Before you start...
In order for you to fit an extractor fan or ventilation system in your house you will need to conform to current building and electrical installation regulations. Here, we have set out a simple DIY guide to give a few tips on what you should be considering before starting your project.
When undertaking any electrical work in your home, be aware that new electrical wiring regulations may allow you to undertake some electrical work yourself without notifying building control. However, it is almost certain that building control will need to be informed if you are attempting most kinds of electrical work. More importantly, you will probably need to employ a certified electrician. Please click here for general guidelines on what the regulations will allow you to undertake.
Extract Rates for Kitchens (minimum)...
- 30 l/s (litres per second) adjacent to a hob.
- 60 l/s (liters per second) elsewhere.
Extract Rate for Utility Rooms (minimum)...
- 30 l/s (litres per second).
Extract Rate for Bathrooms, Shower Rooms & Wet Rooms (minimum)...
- 15 l/s (litres per second).
Extract Rate for Sanitary Accomodation (minimum)...
- 6 l/s (litres per second).
Air Change Rates...
When installing an extractor fan in your kitchen, bathroom, toilet or wet room, it is important to know that Part F of The Building Regulations stipulates a minimum intermittent air extract rate for each of these areas:
Fitting an extractor fan in a bathroom or shower room...
Fitting an extractor fan in a bathroom or shower room is a real issue because of the increased risk of electric shock, a room containing a bath or shower is now considered a special location as outlined in the new 17th edition IEE Wiring Regulations. If you have the space, fit an in-line fan in your void or loft space as this area isn't considered a special location, therefore saving a lot of time, hassle and money.

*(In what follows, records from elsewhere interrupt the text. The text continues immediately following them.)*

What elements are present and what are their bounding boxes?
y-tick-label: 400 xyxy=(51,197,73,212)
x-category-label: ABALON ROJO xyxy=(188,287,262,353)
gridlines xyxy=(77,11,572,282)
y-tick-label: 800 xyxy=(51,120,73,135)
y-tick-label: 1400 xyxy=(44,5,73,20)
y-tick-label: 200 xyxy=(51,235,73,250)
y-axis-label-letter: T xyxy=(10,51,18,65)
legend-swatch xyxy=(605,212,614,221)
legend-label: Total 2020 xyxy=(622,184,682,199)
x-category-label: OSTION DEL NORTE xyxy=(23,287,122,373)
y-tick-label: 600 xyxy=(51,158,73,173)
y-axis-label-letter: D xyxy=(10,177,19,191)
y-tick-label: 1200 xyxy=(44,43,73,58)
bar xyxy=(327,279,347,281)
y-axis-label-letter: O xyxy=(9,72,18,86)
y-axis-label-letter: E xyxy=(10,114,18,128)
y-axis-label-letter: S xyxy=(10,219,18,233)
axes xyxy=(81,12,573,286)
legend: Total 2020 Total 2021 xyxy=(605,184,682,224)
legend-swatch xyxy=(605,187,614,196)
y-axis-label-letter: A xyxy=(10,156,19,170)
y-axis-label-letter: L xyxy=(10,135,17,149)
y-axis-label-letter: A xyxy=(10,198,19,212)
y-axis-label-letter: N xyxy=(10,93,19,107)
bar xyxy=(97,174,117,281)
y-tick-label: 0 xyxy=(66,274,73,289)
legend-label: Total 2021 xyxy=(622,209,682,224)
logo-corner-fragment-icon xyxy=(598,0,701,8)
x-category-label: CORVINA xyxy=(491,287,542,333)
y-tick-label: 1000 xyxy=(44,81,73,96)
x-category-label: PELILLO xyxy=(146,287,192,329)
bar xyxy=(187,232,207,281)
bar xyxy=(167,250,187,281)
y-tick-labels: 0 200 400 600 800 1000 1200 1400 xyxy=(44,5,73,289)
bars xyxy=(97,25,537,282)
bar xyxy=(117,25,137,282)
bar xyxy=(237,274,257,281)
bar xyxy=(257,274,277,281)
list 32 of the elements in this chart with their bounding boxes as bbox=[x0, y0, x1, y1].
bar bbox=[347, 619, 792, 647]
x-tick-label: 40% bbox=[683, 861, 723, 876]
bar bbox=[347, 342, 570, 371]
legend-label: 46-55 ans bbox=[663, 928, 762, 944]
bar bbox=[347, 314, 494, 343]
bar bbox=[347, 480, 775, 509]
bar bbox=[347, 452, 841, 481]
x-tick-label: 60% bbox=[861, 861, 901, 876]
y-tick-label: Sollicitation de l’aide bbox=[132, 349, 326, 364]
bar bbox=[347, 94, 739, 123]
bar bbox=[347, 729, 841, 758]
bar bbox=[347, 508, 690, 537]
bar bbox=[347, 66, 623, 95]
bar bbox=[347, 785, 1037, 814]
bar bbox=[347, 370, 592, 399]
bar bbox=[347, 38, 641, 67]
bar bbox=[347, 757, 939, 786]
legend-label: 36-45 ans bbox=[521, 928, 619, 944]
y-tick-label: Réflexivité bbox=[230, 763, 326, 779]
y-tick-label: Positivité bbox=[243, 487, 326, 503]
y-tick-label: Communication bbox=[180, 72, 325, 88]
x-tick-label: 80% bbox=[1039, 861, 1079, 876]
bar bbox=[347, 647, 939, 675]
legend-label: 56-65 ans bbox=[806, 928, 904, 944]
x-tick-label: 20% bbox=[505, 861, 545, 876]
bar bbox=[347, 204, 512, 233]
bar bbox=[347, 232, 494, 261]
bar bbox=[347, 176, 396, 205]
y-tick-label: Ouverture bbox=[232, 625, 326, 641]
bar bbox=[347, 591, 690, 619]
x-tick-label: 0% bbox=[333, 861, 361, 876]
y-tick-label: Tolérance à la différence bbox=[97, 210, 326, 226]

Recommended in-line fans for bathrooms, shower rooms & wet rooms:
In line extractor fans with short duct runs click here
In line extractor fans with longer duct runs click here
If you can't fit an in line extractor fan and you have no alternative but to fit a fan in the room then please read on as the new regulations pay special attention to the zones in and around a bath or shower in the room.
These areas can be briefly explained, as can their effect on the type of extractor fans which can be used.
Wiring Regulations, The Building Regulations and any further compliancy that may be required. If in doubt, consult professional help from a qualified person or company.
- Zone 0 for a bathroom is the area inside the bath.
- Zone 0 for a shower room is the area inside the shower basin. If there is no shower basin, zone 0 is 10cm high from the finished floor level and extends to 1.2m around the fixed shower head.
- It is not practical to mount extractor fans in zone 0.
- Zone 1 for a bathroom is the same width as zone 0 (the width of the bath) extending to 2.25m above the finished floor level.
- Zone 1 for a shower room is 2.25m from the finished floor level or the height of the fixed shower head from the finished floor level if more than 2.25m, and the width of the shower basin. If the shower has no basin then zone 1 extends to 1.2m around the fixed shower head.
- Zone 1 does not include zone 0.
- The space under the bath tub or shower basin is considered to be zone 1. However, if the space under the bath or shower basin is only accessable with a tool, it is considered to be outside the zones.
- Extractor fans installed within zone 1 must be at least IPX4.
- Extractor fans installed within zone 1 must be fitted with 12v SELV motors with the SELV transformers and isolators fitted outside of zone 0, 1 & 2.
- Zone 2 for a bathroom is the same height as zone 1 (2.25m) extended to 0.6m around the bath.
- Zone 2 for a shower room is the same height as zone 1 extended to 0.6m around the shower basin. If there is no shower basin zone 2 is replaced by zone 1 extended to 1.2m around the fixed shower head.
- Extractor fans installed within zone 2 must be at least IPX4.
- Extractor fans installed within zone 2 must be fitted with 12v SELV motors with the SELV transformers and isolators fitted outside of zone 0, 1 & 2.
The extent of the zones in a bath or shower room can be limited by floors, ceilings and walls. For more detailed information see BS 7671 diagrams 701.1 & 701.2. Any electrical equipment installed on the surface of floors, ceilings and walls that limit a zone is subject to the requirements of that zone.
RCDs are required for all circuits in locations that contain a bath or shower. The requirements for local supplementary bonding have been relaxed if certain conditions are met.
Please note that this guide is only to be used as general reference. Please ensure that you are fully aware that any electrical and installation work must be carried out in accordance with IEE Wiring Regulations, The Building Regulations and any further compliancy that might be required. If in any doubt, consult professional help from a qualified individual or company.